Un assassinat (un de plus diront certains) a profondément marqué les esprits au Brésil, comme les attentats de Charlie Hebdo l’avaient fait en France. Le 14 mars 2018 vers 21h30, la voiture de Marielle Franco, membre de l’Assemblée législative de la ville de Rio de Janeiro, et issue du PSOL (extrême gauche) a été la cible des balles d’un tueur professionnel. Sa vie s’est achevée sous les balles de tueurs qui l’ont abattus, elle et son chauffeur. Au-delà d’une personne rayonnante, d’une citoyenne engagée pour un Brésil et un monde plus justes, c’est un symbole que les assassins et leurs commanditaires ont voulu faire disparaitre. Marielle Franco était une égérie du mouvement LGBT, des combats pour l’égalité au Brésil et pour l’émancipation des noirs. Par sa personne, elle représentait l’espoir d’une société nouvelle où les chemins des possibles seraient ouverts à tous, quelles que soient ses origines sociales, encore hélas fortement corrélées à sa couleur au Brésil. Née et élevée dans la favela de Maré, elle a réussi à suivre un cursus scolaire exemplaire qui lui a permis de décrocher une maîtrise en administration publique, qu’elle avait réalisé sur les UPP (unités de police de pacification, installées dans les favelas). Elle avait montré l’usage d’une force disproportionnée par certains bataillons de police militaire.Il y a quelques mois, sa veuve dénonçait la lenteur de l’avancée des recherches. « En tant qu’épouse, je ressens une douleur très particulière. Mais en tant que Brésilienne, ça me fait aussi mal de voir qu’un tel attentat à la démocratie puisse rester tant de temps sans réponse »… »non pas pour une question de vengeance, mais pour une question de justice, pour s’assurer qu’il existe encore un État de droit au Brésil ».
Le journal « Le monde » publiait le 18 décembre un intéressant article qui confirmait la volonté d’une partie des institutions de se libérer de la violence et de la corruption qui les gangrènent parallèlement à la difficulté d’y parvenir.
Marielle a été tuée par des groupes criminels car elle menaçait leurs intérêts dans des affaires d’appropriations foncières illégales.

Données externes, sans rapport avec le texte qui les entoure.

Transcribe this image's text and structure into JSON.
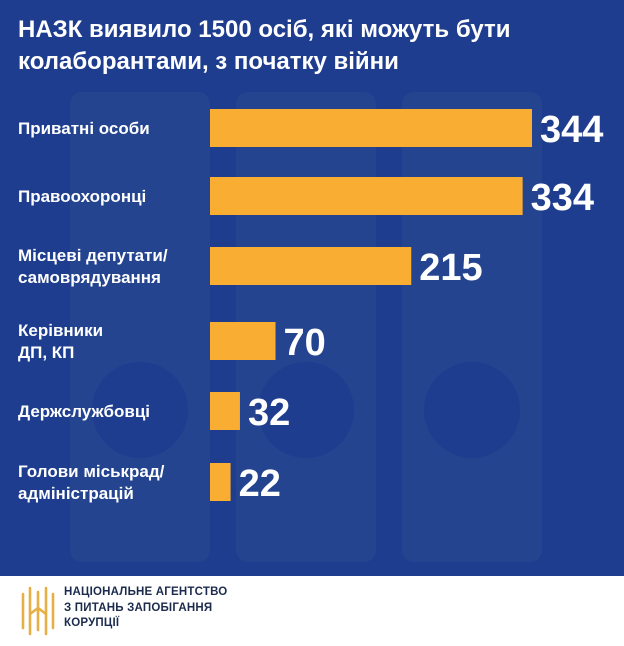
{
  "title": "НАЗК виявило 1500 осіб, які можуть бути колаборантами, з початку війни",
  "colors": {
    "background": "#1e3d8f",
    "bar": "#f9ad33",
    "text": "#ffffff",
    "decoration": "#24448f",
    "logo": "#e6b047"
  },
  "chart_data": {
    "type": "bar",
    "orientation": "horizontal",
    "categories": [
      [
        "Приватні особи"
      ],
      [
        "Правоохоронці"
      ],
      [
        "Місцеві депутати/",
        "самоврядування"
      ],
      [
        "Керівники",
        "ДП, КП"
      ],
      [
        "Держслужбовці"
      ],
      [
        "Голови міськрад/",
        "адміністрацій"
      ]
    ],
    "values": [
      344,
      334,
      215,
      70,
      32,
      22
    ],
    "xlim": [
      0,
      344
    ],
    "grid": false,
    "legend": "none"
  },
  "footer": {
    "org_name": "НАЦІОНАЛЬНЕ АГЕНТСТВО\nЗ ПИТАНЬ ЗАПОБІГАННЯ\nКОРУПЦІЇ",
    "logo_icon": "nazk-logo-icon"
  }
}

C’est ce qu’a affirmé vendredi 14 décembre un responsable de la sécurité de l’Etat de Rio.
« Elle se battait dans une zone contrôlée par des miliciens, où des intérêts économiques de toute sorte sont en jeu », a expliqué le général Richard Nunes, dans un entretien au quotidien Estado de S. Paulo. Et ce dernier d’assurer que c’est ce qui a conduit au meurtre de la conseillère municipale et de son chauffeur.
Selon le général Nunes, les milices, des groupes parapoliciers formés d’agents ou d’ex-agents de sécurité, ont de nombreux intérêts fonciers dans les favelas. « Il y a de graves problèmes d’urbanisation et d’occupation de terres », notamment dans les quartiers ouest de Rio.
Marielle Franco se battait pour « sensibiliser » les gens de ces quartiers à la question de la propriété foncière. « Cela a causé de l’instabilité et c’est là que nous arrivons » à son assassinat, a ajouté M. Nunes.
Les autorités fédérales soupçonnent notamment l’existence d’une organisation de « fonctionnaires et de miliciens » qui cherchent à bloquer les investigations sur ce meurtre. Une deuxième enquête sur ces soupçons a été ouverte.
Jeudi, la police civile de Rio a lancé plusieurs mandats d’arrêt et ordonné des perquisitions. Le conseiller municipal Marcello Siciliano, qui pourrait avoir planifié l’assassinat avec un ancien policier, a été interrogé vendredi.
Un rapport de la police civile de Rio, diffusé jeudi dans la presse, a aussi révélé que des miliciens avaient élaboré un plan pour assassiner le député Marcelo Freixo du Parti socialisme et liberté (PSOL, gauche), mentor politique de Marielle Franco et à l’origine d’une enquête parlementaire qui, en 2008, avait démasqué les puissantes milices.